In first grade we would put lollipops in brown paper bags,
Signed with a heart and our names
Oblivious that in ten years your name would be signed on a grave.
In fifth grade, handwritten cards are given to girls on the playground
Oblivious to the fact that in five years you would be hearing the sound
Of gunfire in the hallways.
In high school, you wear red,
So you don’t have to scrub out the bloodstains from your classmates.
AR-15: I can purchase one right now if I want.
The rifle used in five out of six of the deadliest shootings in the past six years.
We should hold bottles up to parents eyes to capture their tears
For when we have the next drought
That might help at least one national crisis.
Please stop focusing on your political bias and recognize
That the next time your daughter goes to school
That’ll be the last time you see her beautiful eyes.
18 years old.
That’s how old I am.
And that’s how old Meadow Pollack was. Is? Was?

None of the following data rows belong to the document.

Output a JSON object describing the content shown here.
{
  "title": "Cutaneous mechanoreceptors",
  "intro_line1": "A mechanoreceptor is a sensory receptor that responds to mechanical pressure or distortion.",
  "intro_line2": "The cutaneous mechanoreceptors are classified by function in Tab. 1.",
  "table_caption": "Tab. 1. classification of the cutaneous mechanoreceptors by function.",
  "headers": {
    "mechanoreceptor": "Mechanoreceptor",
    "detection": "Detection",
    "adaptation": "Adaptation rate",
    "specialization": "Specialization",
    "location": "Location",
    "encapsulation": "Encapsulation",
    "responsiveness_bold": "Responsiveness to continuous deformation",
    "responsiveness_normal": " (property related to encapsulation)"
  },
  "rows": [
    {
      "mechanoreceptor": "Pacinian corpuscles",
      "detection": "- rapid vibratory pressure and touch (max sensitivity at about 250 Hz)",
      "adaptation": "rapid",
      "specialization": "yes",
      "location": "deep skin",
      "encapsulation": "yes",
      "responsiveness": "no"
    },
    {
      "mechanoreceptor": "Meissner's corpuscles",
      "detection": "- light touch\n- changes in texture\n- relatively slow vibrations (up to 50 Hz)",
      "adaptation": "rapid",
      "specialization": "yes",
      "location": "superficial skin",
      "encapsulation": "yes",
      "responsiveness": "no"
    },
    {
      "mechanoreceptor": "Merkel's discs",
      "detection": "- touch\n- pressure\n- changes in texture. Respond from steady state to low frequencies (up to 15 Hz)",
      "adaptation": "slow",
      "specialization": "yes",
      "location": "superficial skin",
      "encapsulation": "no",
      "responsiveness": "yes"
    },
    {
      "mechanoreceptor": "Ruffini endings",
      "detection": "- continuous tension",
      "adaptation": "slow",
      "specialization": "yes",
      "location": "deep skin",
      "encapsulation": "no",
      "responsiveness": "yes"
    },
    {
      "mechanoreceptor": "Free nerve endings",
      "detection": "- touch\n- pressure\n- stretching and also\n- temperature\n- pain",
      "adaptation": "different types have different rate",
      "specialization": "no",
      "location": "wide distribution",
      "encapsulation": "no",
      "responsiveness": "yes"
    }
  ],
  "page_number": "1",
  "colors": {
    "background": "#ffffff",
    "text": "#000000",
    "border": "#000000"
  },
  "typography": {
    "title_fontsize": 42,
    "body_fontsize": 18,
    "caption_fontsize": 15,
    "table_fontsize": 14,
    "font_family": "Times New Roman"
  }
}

I hope she doesn’t have to watch her family mourn from above.
I hope her family only remembers her love
And her “smile like sunshine”,
Not the mascara stained cheeks on her corpse.

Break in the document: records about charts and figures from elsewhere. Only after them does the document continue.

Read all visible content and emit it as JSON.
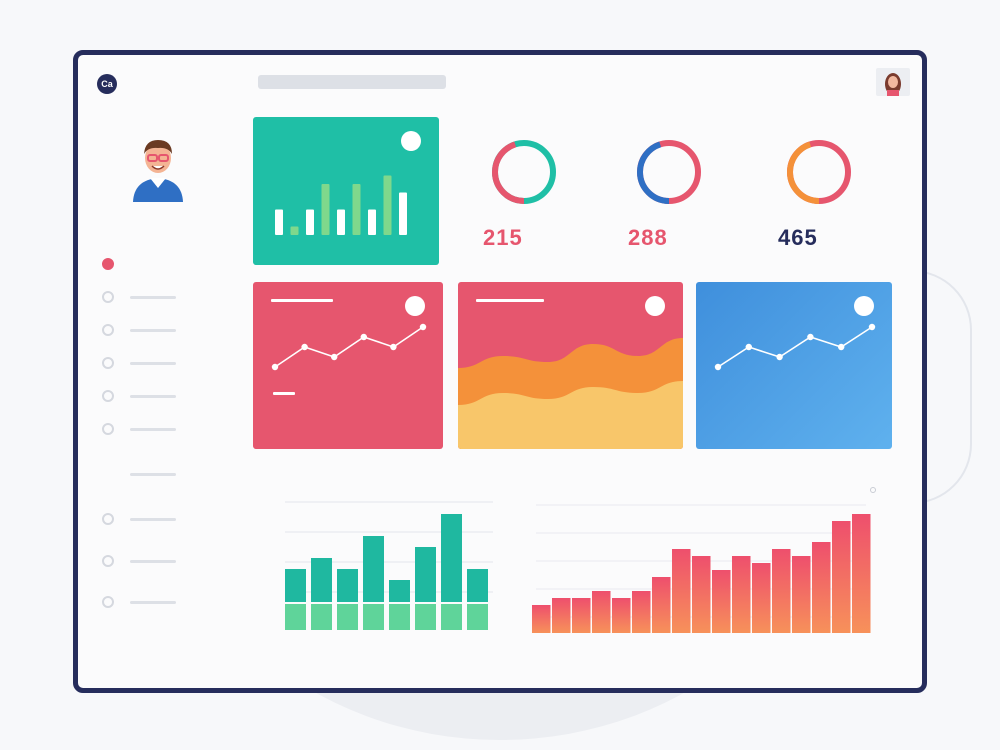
{
  "app": {
    "logo_text": "Ca"
  },
  "colors": {
    "frame": "#262d5c",
    "teal": "#1fbfa6",
    "red": "#e6566e",
    "blue": "#4c9ee2",
    "orange": "#f4913a",
    "yellow": "#f8c66a"
  },
  "icons": {
    "logo": "logo-icon",
    "user": "user-avatar-icon"
  },
  "sidebar": {
    "items": [
      {
        "label": "",
        "active": true
      },
      {
        "label": ""
      },
      {
        "label": ""
      },
      {
        "label": ""
      },
      {
        "label": ""
      },
      {
        "label": ""
      },
      {
        "label": ""
      },
      {
        "label": ""
      },
      {
        "label": ""
      },
      {
        "label": ""
      }
    ]
  },
  "stats": [
    {
      "value": "215",
      "color": "#e6566e",
      "ring": [
        "#1fbfa6",
        "#e6566e"
      ]
    },
    {
      "value": "288",
      "color": "#e6566e",
      "ring": [
        "#e6566e",
        "#2f6fc4"
      ]
    },
    {
      "value": "465",
      "color": "#262d5c",
      "ring": [
        "#e6566e",
        "#f4913a"
      ]
    }
  ],
  "chart_data": [
    {
      "type": "bar",
      "name": "teal-card-bars",
      "values": [
        3,
        1,
        3,
        6,
        3,
        6,
        3,
        7,
        5
      ]
    },
    {
      "type": "line",
      "name": "red-card-line",
      "values": [
        1,
        3,
        2,
        4,
        3,
        5
      ]
    },
    {
      "type": "area",
      "name": "wave-card",
      "series": [
        {
          "values": [
            4,
            6,
            5,
            8,
            6,
            9
          ]
        },
        {
          "values": [
            2,
            4,
            3,
            5,
            4,
            6
          ]
        }
      ]
    },
    {
      "type": "line",
      "name": "blue-card-line",
      "values": [
        1,
        3,
        2,
        4,
        3,
        5
      ]
    },
    {
      "type": "bar",
      "name": "bottom-bar-chart",
      "series": [
        {
          "values": [
            3,
            4,
            3,
            6,
            2,
            5,
            8,
            3
          ]
        },
        {
          "values": [
            3,
            3,
            3,
            3,
            3,
            3,
            3,
            3
          ]
        }
      ]
    },
    {
      "type": "bar",
      "name": "bottom-gradient-bars",
      "values": [
        2,
        2.5,
        2.5,
        3,
        2.5,
        3,
        4,
        6,
        5.5,
        4.5,
        5.5,
        5,
        6,
        5.5,
        6.5,
        8,
        8.5
      ]
    }
  ]
}
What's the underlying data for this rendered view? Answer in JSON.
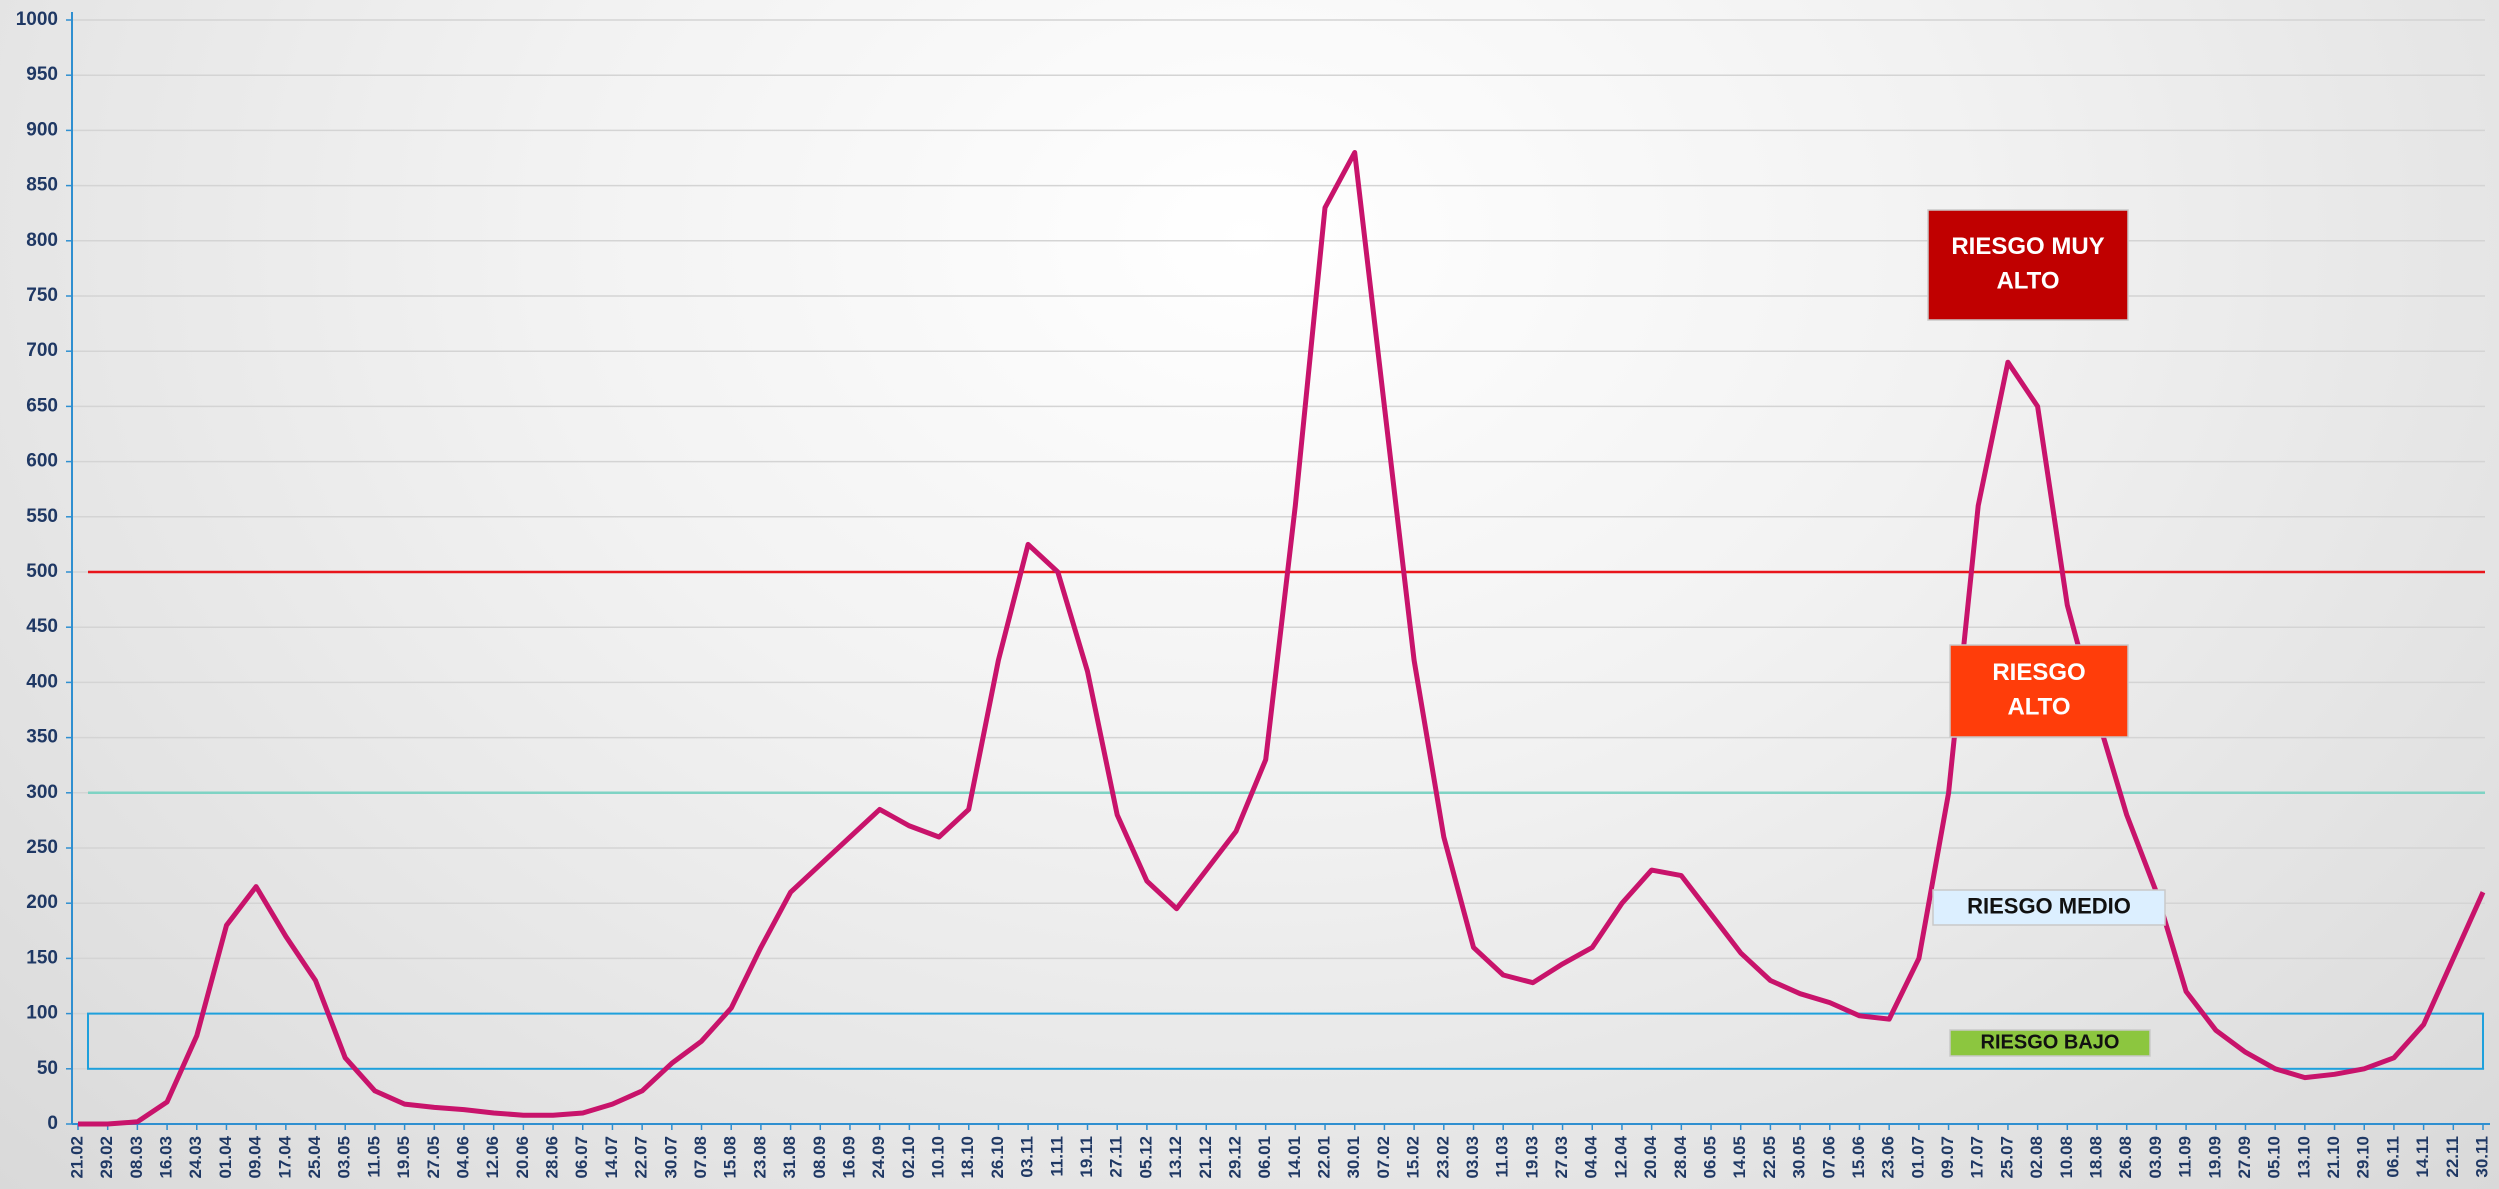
{
  "chart_data": {
    "type": "line",
    "categories": [
      "21.02",
      "29.02",
      "08.03",
      "16.03",
      "24.03",
      "01.04",
      "09.04",
      "17.04",
      "25.04",
      "03.05",
      "11.05",
      "19.05",
      "27.05",
      "04.06",
      "12.06",
      "20.06",
      "28.06",
      "06.07",
      "14.07",
      "22.07",
      "30.07",
      "07.08",
      "15.08",
      "23.08",
      "31.08",
      "08.09",
      "16.09",
      "24.09",
      "02.10",
      "10.10",
      "18.10",
      "26.10",
      "03.11",
      "11.11",
      "19.11",
      "27.11",
      "05.12",
      "13.12",
      "21.12",
      "29.12",
      "06.01",
      "14.01",
      "22.01",
      "30.01",
      "07.02",
      "15.02",
      "23.02",
      "03.03",
      "11.03",
      "19.03",
      "27.03",
      "04.04",
      "12.04",
      "20.04",
      "28.04",
      "06.05",
      "14.05",
      "22.05",
      "30.05",
      "07.06",
      "15.06",
      "23.06",
      "01.07",
      "09.07",
      "17.07",
      "25.07",
      "02.08",
      "10.08",
      "18.08",
      "26.08",
      "03.09",
      "11.09",
      "19.09",
      "27.09",
      "05.10",
      "13.10",
      "21.10",
      "29.10",
      "06.11",
      "14.11",
      "22.11",
      "30.11"
    ],
    "values": [
      0,
      0,
      2,
      20,
      80,
      180,
      215,
      170,
      130,
      60,
      30,
      18,
      15,
      13,
      10,
      8,
      8,
      10,
      18,
      30,
      55,
      75,
      105,
      160,
      210,
      235,
      260,
      285,
      270,
      260,
      285,
      420,
      525,
      500,
      410,
      280,
      220,
      195,
      230,
      265,
      330,
      560,
      830,
      880,
      650,
      420,
      260,
      160,
      135,
      128,
      145,
      160,
      200,
      230,
      225,
      190,
      155,
      130,
      118,
      110,
      98,
      95,
      150,
      300,
      560,
      690,
      650,
      470,
      370,
      280,
      210,
      120,
      85,
      65,
      50,
      42,
      45,
      50,
      60,
      90,
      150,
      210
    ],
    "color": "#c8136b",
    "ylim": [
      0,
      1000
    ],
    "yticks": [
      0,
      50,
      100,
      150,
      200,
      250,
      300,
      350,
      400,
      450,
      500,
      550,
      600,
      650,
      700,
      750,
      800,
      850,
      900,
      950,
      1000
    ],
    "grid": true,
    "thresholds": [
      {
        "value": 500,
        "color": "#e8151b"
      },
      {
        "value": 300,
        "color": "#7fd3c4"
      }
    ],
    "band": {
      "range": [
        50,
        100
      ],
      "color": "#1ea0dc"
    },
    "annotations": [
      {
        "lines": [
          "RIESGO MUY",
          "ALTO"
        ],
        "fill": "#c00000",
        "text_color": "#ffffff"
      },
      {
        "lines": [
          "RIESGO",
          "ALTO"
        ],
        "fill": "#ff3d0a",
        "text_color": "#ffffff"
      },
      {
        "lines": [
          "RIESGO MEDIO"
        ],
        "fill": "#dcefff",
        "text_color": "#111111"
      },
      {
        "lines": [
          "RIESGO BAJO"
        ],
        "fill": "#8cc63f",
        "text_color": "#111111"
      }
    ]
  }
}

It has been 3 weeks since the shooting, and the fear hasn’t left us.
The fear across the country, the world
Millions of men, women, and children living in fear
Fear of the inevitable coming sooner than it should,
Lives taken, by the slight of hand of a teenage boy.
Hundreds of signs
“Guns don’t die, children do”
Do we love our children as much as our weapons?
“No more silence, end gun violence.”
Do we want to keep paying for others sins?
“Trained to be a teacher, not a sharp shooter”
Do we want to fight fire with fire?
Or what about, “Why should I be worried that this is the last time I say “I love you” to my dad?”
Because that’s what our classmate
At Indian Springs
When I was five, I never thought I’d be scared to say “I love you.”